As Houston police and the FBI investigate Friday's deadly Astroworld concert, some experts are questioning what role, if any, having only one stage operating during Travis Scott's prime-time performance may have played.
By the time Scott took the main stage Friday evening, most of the thousands of fans at the event had gathered as close to it as they could, concertgoers have said.
The chaos unfolded shortly after 9 p.m. when the crowd began to "compress" toward the front of the stage, officials have said. Houston Police Chief Troy Finner has said a few people started "going down" at 9:30 p.m. Officials told producers what was happening, and the show ended at about 10:10 p.m., he said.
The crush, which killed eight people and injured hundreds of others, coincided with the start of Scott's set.
"That sounds pretty scary," said Keith Still, a crowd science expert in the United Kingdom. "If you have a multi-stage setup, you would assume people would be distributed among stages."
Scott's set started after RZA wrapped up on the second stage, which then went dark for the evening. The top-of-the-bill appearance by Scott, Houston's native son, was alerted by a countdown and lit up by pyrotechnics, and it included a surprise appearance by the star rapper Drake.
The main stage was the place to be — and it was essentially Astroworld's only place to be once Scott stepped out.
The event's two-stage setup was to have been used as a crucial crowd control measure, Houston Fire Chief Samuel Peña said Saturday at a news conference.
"Part of when we have large events, one of the things that we consider is to ensure that the crowds are subdivided," he said. "They had two separate stages in two separate areas. That was part of the plan."
But to be effective, alternate stages at festivals must be used, concert promoters say.
"If you've got favorable artists on different stages at the same time, then the crowd will be split," said Reza Gerami, a veteran Los Angeles festival promoter. "You've got to have secondary options for stages and other talent."
But Scott had the only spotlight Friday night.
"Once Travis Scott came on, I told myself this is the moment I've been preparing for, I just need to breathe," said witness Diana Amira, 19. "But ... my rib cage was so squished that I couldn't expand my lungs to catch a breath."
Scott said in the Instagram story on his account Saturday that he was "devastated" by the deaths and the injuries.
"I could never imagine anything like this just happening," he said. "My fans really mean the world to me, and I always just really want to leave them with a positive experience. Any time I can make out ... anything that's going on, I'd stop the show and ... help them get the help they need."
He added that he could "never imagine the severity of the situation."
Often, large music festivals will use alternate stages and exhibits to draw at least some fans away from major headliners. In addition to being crowd control safety measures, they help producers create the artistic mix that has become a hallmark of the festival experience.

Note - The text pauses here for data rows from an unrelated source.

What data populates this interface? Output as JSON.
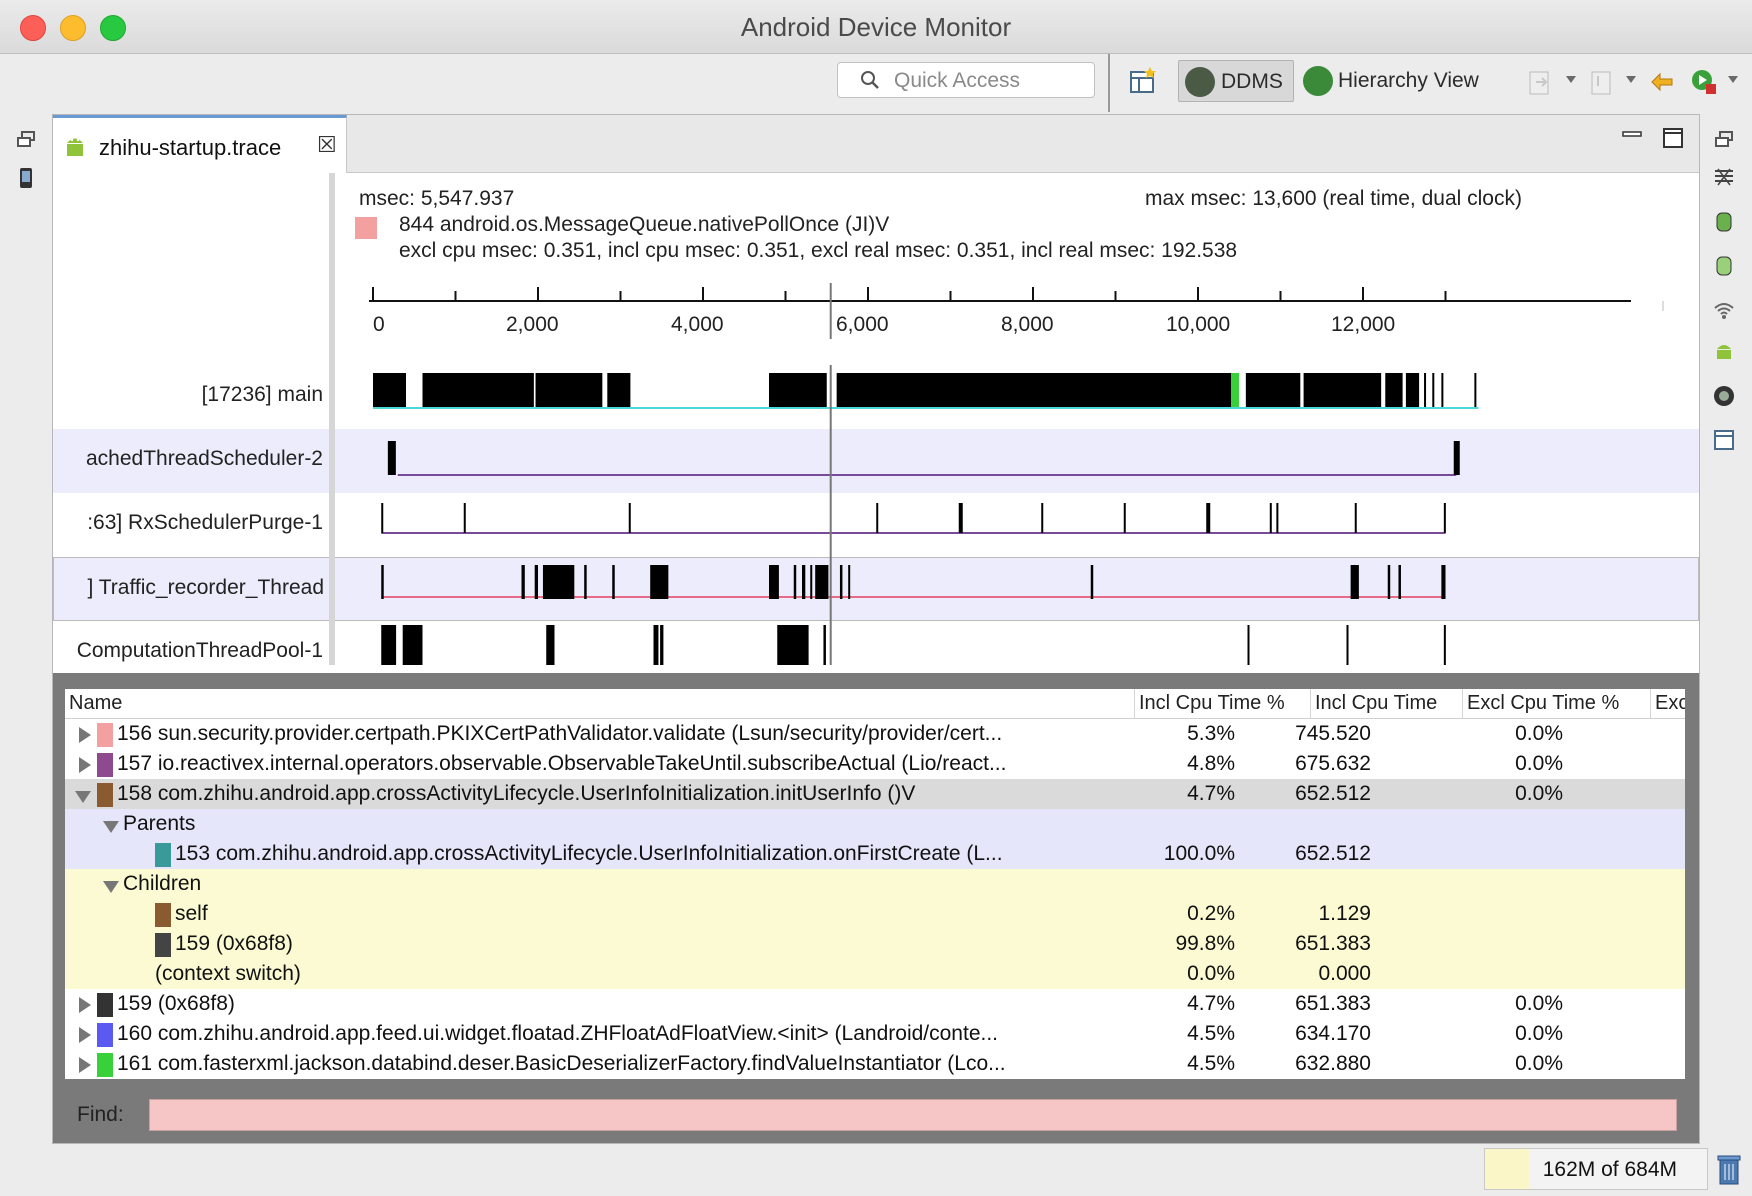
{
  "window": {
    "title": "Android Device Monitor"
  },
  "toolbar": {
    "quick_access_placeholder": "Quick Access",
    "perspectives": [
      {
        "label": "DDMS",
        "active": true,
        "icon": "ddms-icon"
      },
      {
        "label": "Hierarchy View",
        "active": false,
        "icon": "hierarchy-view-icon"
      }
    ]
  },
  "editor": {
    "tab_title": "zhihu-startup.trace"
  },
  "trace": {
    "msec": "msec: 5,547.937",
    "max_msec": "max msec: 13,600 (real time, dual clock)",
    "selected_method": "844 android.os.MessageQueue.nativePollOnce (JI)V",
    "selected_color": "#f2a0a0",
    "selected_stats": "excl cpu msec: 0.351, incl cpu msec: 0.351, excl real msec: 0.351, incl real msec: 192.538",
    "axis_ticks": [
      "0",
      "2,000",
      "4,000",
      "6,000",
      "8,000",
      "10,000",
      "12,000"
    ],
    "axis_max": 13600,
    "cursor_msec": 5547.937,
    "threads": [
      {
        "name": "[17236] main"
      },
      {
        "name": "achedThreadScheduler-2"
      },
      {
        "name": ":63] RxSchedulerPurge-1"
      },
      {
        "name": "] Traffic_recorder_Thread"
      },
      {
        "name": "ComputationThreadPool-1"
      }
    ]
  },
  "profile": {
    "columns": [
      "Name",
      "Incl Cpu Time %",
      "Incl Cpu Time",
      "Excl Cpu Time %",
      "Exc"
    ],
    "rows": [
      {
        "kind": "method",
        "expanded": false,
        "color": "#f2a0a0",
        "name": "156 sun.security.provider.certpath.PKIXCertPathValidator.validate (Lsun/security/provider/cert...",
        "incl_pct": "5.3%",
        "incl": "745.520",
        "excl_pct": "0.0%"
      },
      {
        "kind": "method",
        "expanded": false,
        "color": "#8e4a8e",
        "name": "157 io.reactivex.internal.operators.observable.ObservableTakeUntil.subscribeActual (Lio/react...",
        "incl_pct": "4.8%",
        "incl": "675.632",
        "excl_pct": "0.0%"
      },
      {
        "kind": "method-selected",
        "expanded": true,
        "color": "#8a5a30",
        "name": "158 com.zhihu.android.app.crossActivityLifecycle.UserInfoInitialization.initUserInfo ()V",
        "incl_pct": "4.7%",
        "incl": "652.512",
        "excl_pct": "0.0%"
      },
      {
        "kind": "group-parents",
        "name": "Parents"
      },
      {
        "kind": "parent",
        "color": "#3a9a9a",
        "name": "153 com.zhihu.android.app.crossActivityLifecycle.UserInfoInitialization.onFirstCreate (L...",
        "incl_pct": "100.0%",
        "incl": "652.512",
        "excl_pct": ""
      },
      {
        "kind": "group-children",
        "name": "Children"
      },
      {
        "kind": "child",
        "color": "#8a5a30",
        "name": "self",
        "incl_pct": "0.2%",
        "incl": "1.129",
        "excl_pct": ""
      },
      {
        "kind": "child",
        "color": "#444444",
        "name": "159 (0x68f8)",
        "incl_pct": "99.8%",
        "incl": "651.383",
        "excl_pct": ""
      },
      {
        "kind": "child-noswatch",
        "name": "(context switch)",
        "incl_pct": "0.0%",
        "incl": "0.000",
        "excl_pct": ""
      },
      {
        "kind": "method",
        "expanded": false,
        "color": "#333333",
        "name": "159 (0x68f8)",
        "incl_pct": "4.7%",
        "incl": "651.383",
        "excl_pct": "0.0%"
      },
      {
        "kind": "method",
        "expanded": false,
        "color": "#5a5af0",
        "name": "160 com.zhihu.android.app.feed.ui.widget.floatad.ZHFloatAdFloatView.<init> (Landroid/conte...",
        "incl_pct": "4.5%",
        "incl": "634.170",
        "excl_pct": "0.0%"
      },
      {
        "kind": "method",
        "expanded": false,
        "color": "#3ad03a",
        "name": "161 com.fasterxml.jackson.databind.deser.BasicDeserializerFactory.findValueInstantiator (Lco...",
        "incl_pct": "4.5%",
        "incl": "632.880",
        "excl_pct": "0.0%"
      }
    ],
    "find_label": "Find:",
    "find_value": ""
  },
  "status": {
    "heap": "162M of 684M"
  }
}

Fort Lauderdale, Florida-based safety consultant Scott Atlas noted that many festivals feature staggered schedules on multiple stages so crowds don't all move at once. "You want to disperse the crowd a little bit," he said.
It's not clear whether the festival setup and the stage scheduling are part of the investigation.
Police and fire officials didn't respond to requests for comment, and neither did the festival's organizer, Live Nation, or the venue and security manager, ASM Global.
Nina S. Jackson, a spokesperson for the venue, NRG Park, a Harris County-owned complex in Houston, declined to comment, citing pending litigation and ongoing investigations.
Peña, the fire chief, said Saturday that the event "was limited to 50,000" and that the location could have handled thousands more people.
"They could have had over 200,000 people in this venue," he said.
Rafael Lemaitre, a spokesperson for Harris County Judge Lina Hildago, said the maximum capacity for the space is 240,000 people. (County chief executives are called "judges" in Texas.)
Experts say such a number is based on a ground-space formula that doesn't necessarily consider police, security, EMTs, stages or concessions or how the crowd would move from place to place.
"It doesn't matter what the space is," said Still, the crowd science expert. "It's how that space is utilized."
Peña said Saturday that investigators were focusing on whatever "incidents" might have sparked the panic.
"What we're looking into is what caused the crowd surge, what led to the crowd surge and those incidents at the point of where the concert was looking at the stage," he said.